Por outro lado, o próprio sector privado também não convivia pacificamente com este sector cooperativo porque, recebendo este das Câmaras, em direito de superfície, por 99 anos, a preços simbólicos, terrenos camarários, alguns deles muito bem localizados, impedia que os mesmos se viessem a constituir em futuras fontes de negócio e, por outro, os construtores civis que intervinham na construção dos edifícios das Cooperativas, limitavam-se aos ganhos que resultavam dos orçamentos das propostas apresentadas a concurso, em disputa com outras empresas de construção, uma vez que a dona da obra era a Cooperativa que cedia depois, aos seus associados, os fogos pelos preços de custo, eliminando-se, assim, todos os intermediários que encarecem o produto final.
Por estas razões era um sector aparentemente virtuoso já que, em conclusão, era um factor de dinamização da sociedade civil e permitia fazer chegar a famílias de rendimentos baixos, casas com dignidade que, de outra forma, não poderiam vir a desfrutar, uma vez que que, no que respeitava ao seu pagamento, apenas era exigida uma entrada inicial no valor de 5% do valor da casa, com os restantes pagamentos ao longo de 20 anos com juros bonificados.

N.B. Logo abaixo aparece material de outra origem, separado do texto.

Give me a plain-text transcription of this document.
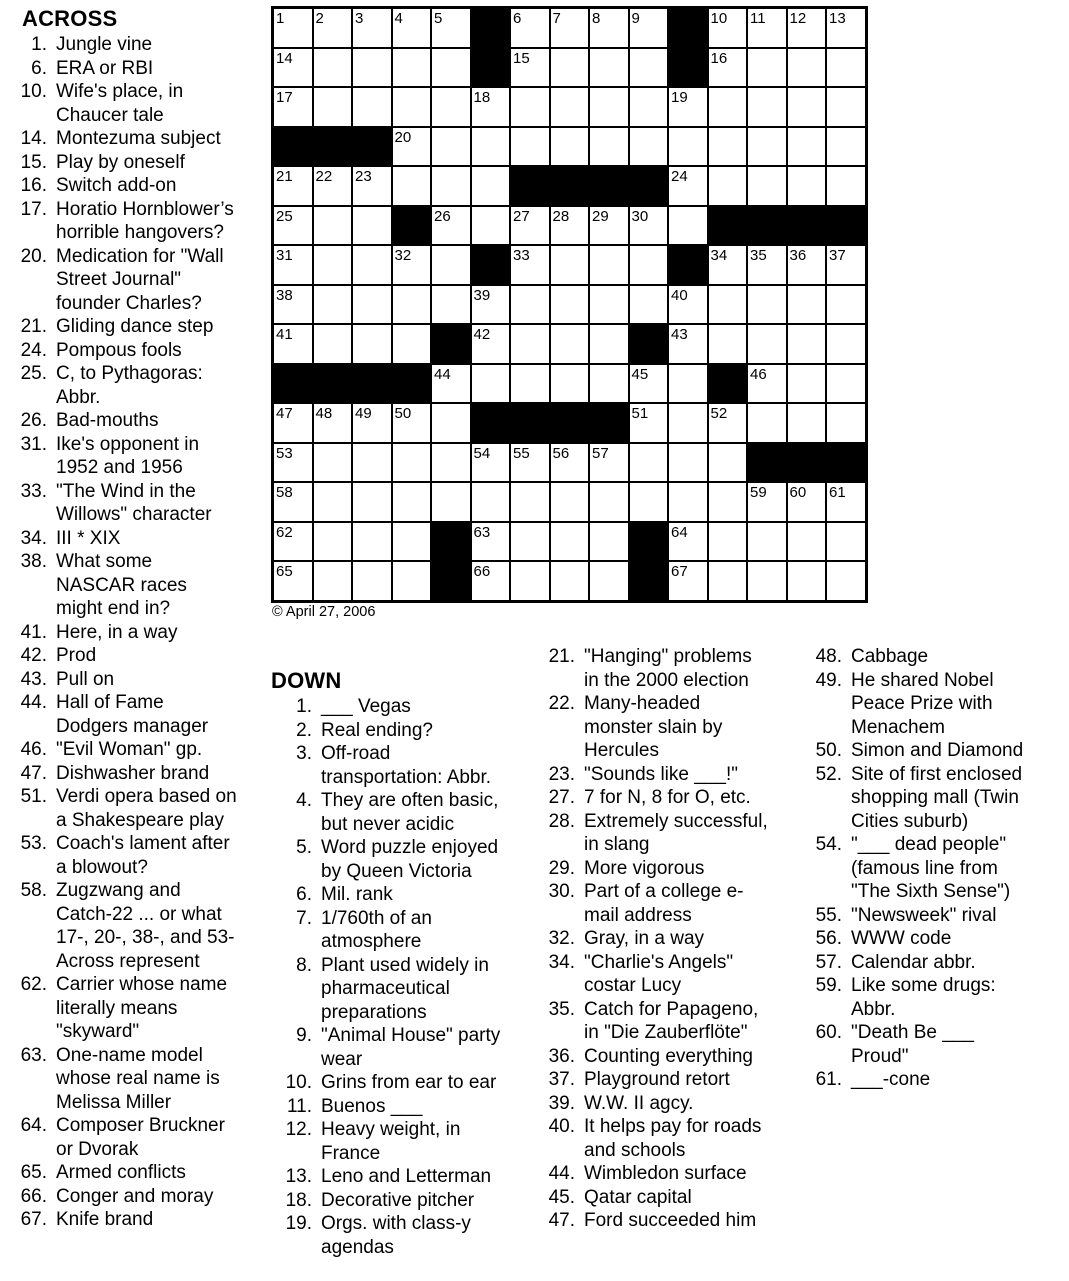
ACROSS
1. Jungle vine
6. ERA or RBI
10. Wife's place, in
Chaucer tale
14. Montezuma subject
15. Play by oneself
16. Switch add-on
17. Horatio Hornblower’s
horrible hangovers?
20. Medication for "Wall
Street Journal"
founder Charles?
21. Gliding dance step
24. Pompous fools
25. C, to Pythagoras:
Abbr.
26. Bad-mouths
31. Ike's opponent in
1952 and 1956
33. "The Wind in the
Willows" character
34. III * XIX
38. What some
NASCAR races
might end in?
41. Here, in a way
42. Prod
43. Pull on
44. Hall of Fame
Dodgers manager
46. "Evil Woman" gp.
47. Dishwasher brand
51. Verdi opera based on
a Shakespeare play
53. Coach's lament after
a blowout?
58. Zugzwang and
Catch-22 ... or what
17-, 20-, 38-, and 53-
Across represent
62. Carrier whose name
literally means
"skyward"
63. One-name model
whose real name is
Melissa Miller
64. Composer Bruckner
or Dvorak
65. Armed conflicts
66. Conger and moray
67. Knife brand
1 2 3 4 5	6 7 8 9	10 11 12 13
14	15	16
17	18	19
20
21 22 23	24
25	26	27 28 29 30
31	32	33	34 35 36 37
38	39	40
41	42	43
44	45	46
47 48 49 50	51	52
53	54 55 56 57
58	59 60 61
62	63	64
65	66	67
© April 27, 2006
DOWN
1. ___ Vegas
2. Real ending?
3. Off-road
transportation: Abbr.
4. They are often basic,
but never acidic
5. Word puzzle enjoyed
by Queen Victoria
6. Mil. rank
7. 1/760th of an
atmosphere
8. Plant used widely in
pharmaceutical
preparations
9. "Animal House" party
wear
10. Grins from ear to ear
11. Buenos ___
12. Heavy weight, in
France
13. Leno and Letterman
18. Decorative pitcher
19. Orgs. with class-y
agendas
21. "Hanging" problems
in the 2000 election
22. Many-headed
monster slain by
Hercules
23. "Sounds like ___!"
27. 7 for N, 8 for O, etc.
28. Extremely successful,
in slang
29. More vigorous
30. Part of a college e-
mail address
32. Gray, in a way
34. "Charlie's Angels"
costar Lucy
35. Catch for Papageno,
in "Die Zauberflöte"
36. Counting everything
37. Playground retort
39. W.W. II agcy.
40. It helps pay for roads
and schools
44. Wimbledon surface
45. Qatar capital
47. Ford succeeded him
48. Cabbage
49. He shared Nobel
Peace Prize with
Menachem
50. Simon and Diamond
52. Site of first enclosed
shopping mall (Twin
Cities suburb)
54. "___ dead people"
(famous line from
"The Sixth Sense")
55. "Newsweek" rival
56. WWW code
57. Calendar abbr.
59. Like some drugs:
Abbr.
60. "Death Be ___
Proud"
61. ___-cone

Mas como até a virtude tem os seus defeitos, também este não era isento e as melhores das intenções podem ser, na prática, desvirtuadas, uma vez que muitas pessoas de estratos económicos mais elevados entravam para as cooperativas, nada nos regulamentos o impedia e através dela, adquiriam uma casa idêntica a uma outra do mercado por um preço muito mais baixo para posteriormente as venderem com grandes margens de lucro.
Por outro lado, todo o processo, desde a constituição e legalização da Cooperativa até à entrega dos fogos, passando pelos terrenos, projectos e sua adjudicação, financiamento e finalmente construção, era deveras moroso e complicado não se mostrando, na maioria dos casos, as pessoas que integravam as Direcções, não obstando muitas vezes a sua boa vontade, preparação suficiente para serem bem sucedidas na condução desses processos, incorrendo normalmente em erros de liderança que eram fatais para o desfecho, para desespero dos técnicos do FFH que tinham como missão acompanhar as cooperativas.

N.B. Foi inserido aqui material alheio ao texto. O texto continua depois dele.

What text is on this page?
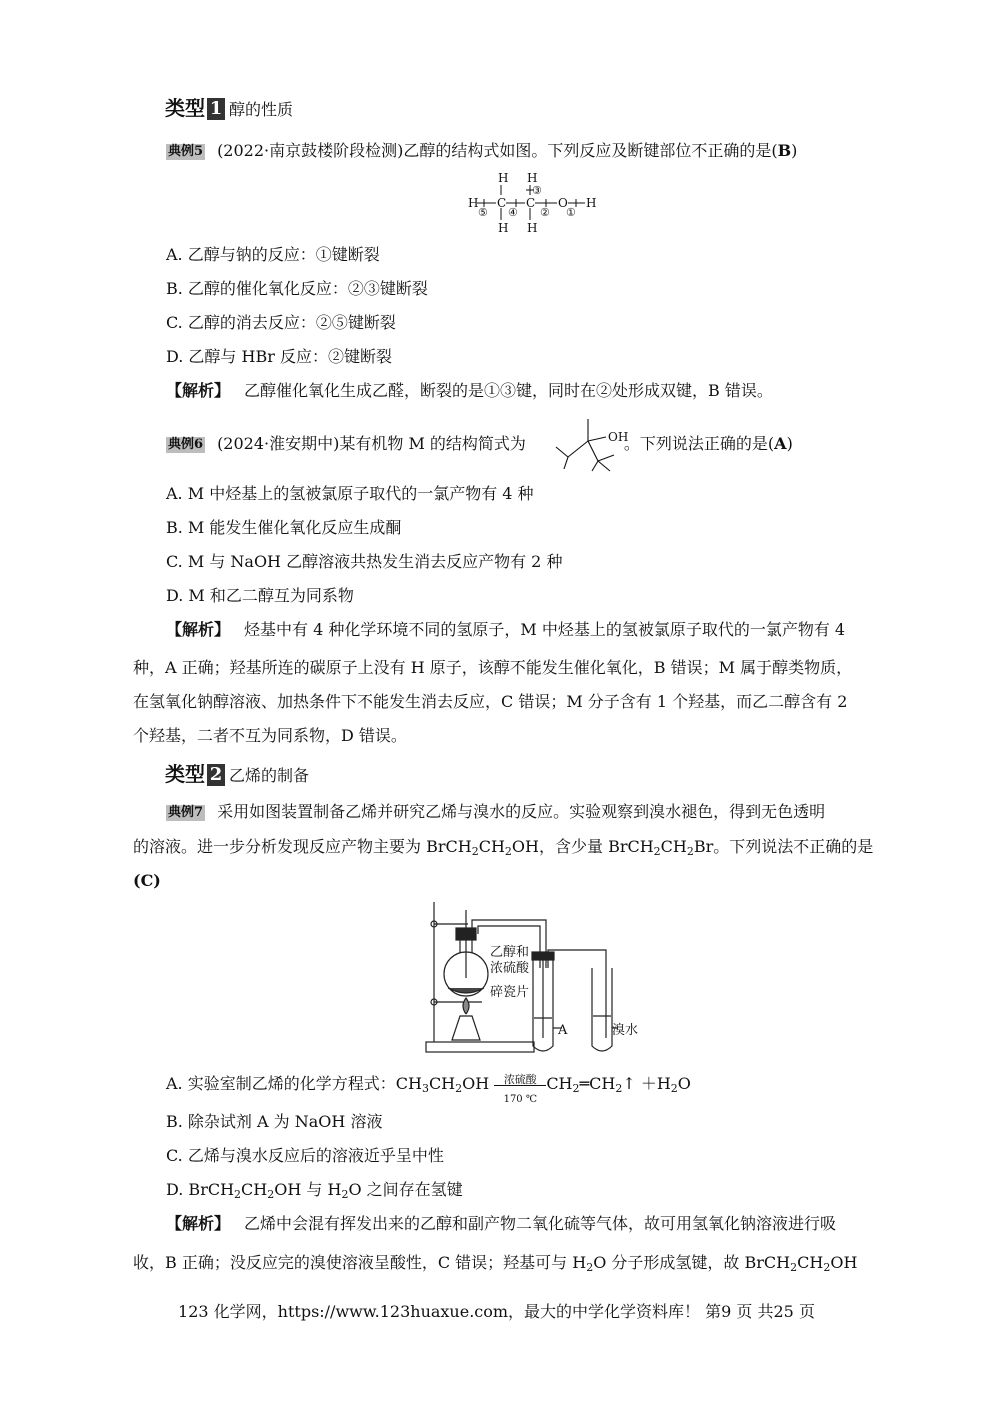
类型 1 醇的性质
典例5 (2022·南京鼓楼阶段检测)乙醇的结构式如图。下列反应及断键部位不正确的是(B)
H C C O H
H H
H H
⑤ ④ ②
③
①
A. 乙醇与钠的反应：①键断裂
B. 乙醇的催化氧化反应：②③键断裂
C. 乙醇的消去反应：②⑤键断裂
D. 乙醇与 HBr 反应：②键断裂
【解析】 乙醇催化氧化生成乙醛，断裂的是①③键，同时在②处形成双键，B 错误。
典例6 (2024·淮安期中)某有机物 M 的结构简式为	。下列说法正确的是(A)
OH
A. M 中烃基上的氢被氯原子取代的一氯产物有 4 种
B. M 能发生催化氧化反应生成酮
C. M 与 NaOH 乙醇溶液共热发生消去反应产物有 2 种
D. M 和乙二醇互为同系物
【解析】 烃基中有 4 种化学环境不同的氢原子，M 中烃基上的氢被氯原子取代的一氯产物有 4
种，A 正确；羟基所连的碳原子上没有 H 原子，该醇不能发生催化氧化，B 错误；M 属于醇类物质，
在氢氧化钠醇溶液、加热条件下不能发生消去反应，C 错误；M 分子含有 1 个羟基，而乙二醇含有 2
个羟基，二者不互为同系物，D 错误。
类型 2 乙烯的制备
典例7 采用如图装置制备乙烯并研究乙烯与溴水的反应。实验观察到溴水褪色，得到无色透明
的溶液。进一步分析发现反应产物主要为 $BrCH_2CH_2OH$，含少量 $BrCH_2CH_2Br$。下列说法不正确的是
(C)
乙醇和
浓硫酸
碎瓷片
A	溴水
A. 实验室制乙烯的化学方程式：$CH_3CH_2OH$	浓硫酸
170 ℃
$CH_2═CH_2↑ +H_2O$
B. 除杂试剂 A 为 NaOH 溶液
C. 乙烯与溴水反应后的溶液近乎呈中性
D. $BrCH_2CH_2OH$ 与 $H_2O$ 之间存在氢键
【解析】 乙烯中会混有挥发出来的乙醇和副产物二氧化硫等气体，故可用氢氧化钠溶液进行吸
收，B 正确；没反应完的溴使溶液呈酸性，C 错误；羟基可与 $H_2O$ 分子形成氢键，故 $BrCH_2CH_2OH$
123 化学网，https://www.123huaxue.com，最大的中学化学资料库！ 第9 页 共25 页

Liderei, em Santarém, todo este processo desde a sua ideia, tomada numa noite em estado de espírito de grande revolta, porque depois de viver mais de um ano, em situação de favor, num cubículo interior, em casa de um familiar, não consegui alugar uma casa por 5 contos, o máximo que me era possível pagar, porque o meu futuro senhorio me exigiu a entrega de 50 contos a título de “pagamento da chave” que eu, naturalmente, não possuía.

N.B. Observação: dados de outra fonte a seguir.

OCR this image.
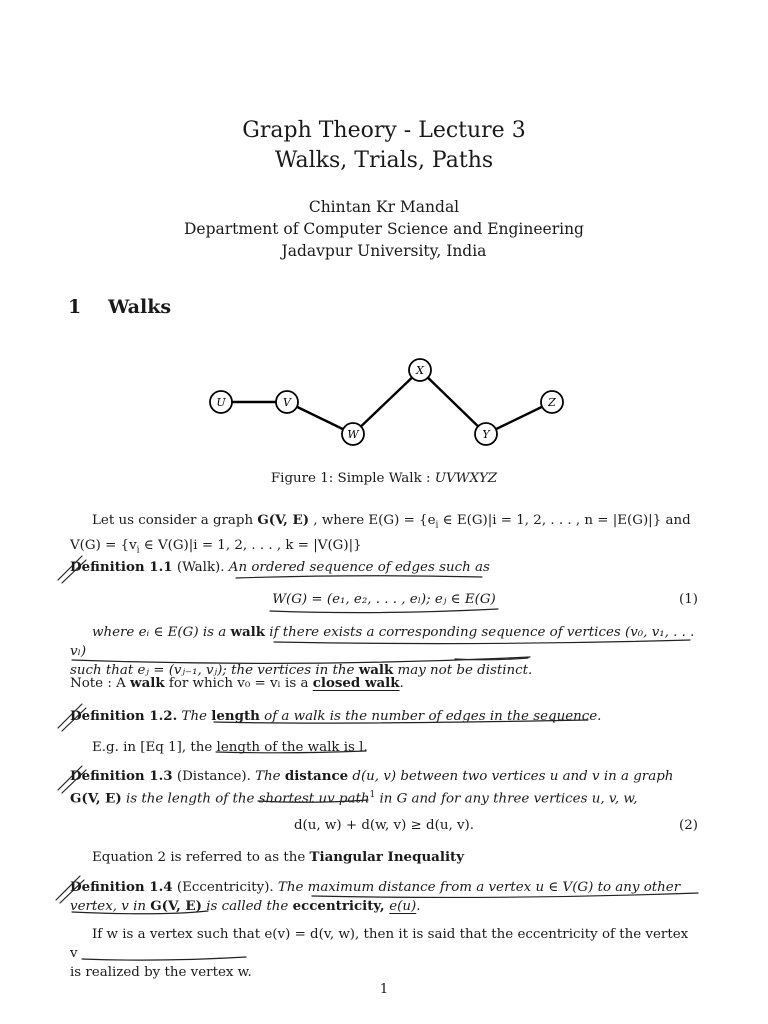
Graph Theory - Lecture 3
Walks, Trials, Paths
Chintan Kr Mandal
Department of Computer Science and Engineering
Jadavpur University, India
1 Walks
U	V
W
X
Y
Z
Figure 1: Simple Walk : UVWXYZ
Let us consider a graph G(V, E) , where $E(G) = \{e_i$ ∈ E(G)|i = 1, 2, . . . , n = |E(G)|} and
$V(G) = \{v_i$ ∈ V(G)|i = 1, 2, . . . , k = |V(G)|}
Definition 1.1 (Walk). An ordered sequence of edges such as
W(G) = (e₁, e₂, . . . , eₗ); eⱼ ∈ E(G)	(1)
where eᵢ ∈ E(G) is a walk if there exists a corresponding sequence of vertices (v₀, v₁, . . . vₗ)
such that eⱼ = (vⱼ₋₁, vⱼ); the vertices in the walk may not be distinct.
Note : A walk for which v₀ = vₗ is a closed walk.
Definition 1.2. The length of a walk is the number of edges in the sequence.
E.g. in [Eq 1], the length of the walk is l.
Definition 1.3 (Distance). The distance d(u, v) between two vertices u and v in a graph
G(V, E) is the length of the shortest uv path$^1$ in G and for any three vertices u, v, w,
d(u, w) + d(w, v) ≥ d(u, v).	(2)
Equation 2 is referred to as the Tiangular Inequality
Definition 1.4 (Eccentricity). The maximum distance from a vertex u ∈ V(G) to any other
vertex, v in G(V, E) is called the eccentricity, e(u).
If w is a vertex such that e(v) = d(v, w), then it is said that the eccentricity of the vertex v
is realized by the vertex w.
1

Depois foram mais de 5 anos a lutar, primeiro para arranjar 200 associados, número mínimo para poder constituir uma Cooperativa de Habitação Económica numa cidade capital de Distrito, depois contra a burocracia, contra a inveja e a desconfiança dos próprios técnicos do Sector Cooperativo do Fundo de Fomento de Habitação que no início me olhavam, por ser Dr., como um agente infiltrado das direitas junto do povo querendo aproveitar-me das Cooperativas que lhes pertenciam, tal como as estrelas do céu que também eram do povo, na canção do Paulo de Carvalho dos “Meninos à Volta da Fogueira”. E a seguir contra a UDP, que partiu ao assalto da liderança da Cooperativa quando se apercebeu que as casas iriam mesmo ser uma realidade e, finalmente, com os dois empreiteiros envolvidos na construção que acabaram ambos falidos. Tendo sido eu a terminar a obra por administração directa com o dinheiro das garantias bancárias.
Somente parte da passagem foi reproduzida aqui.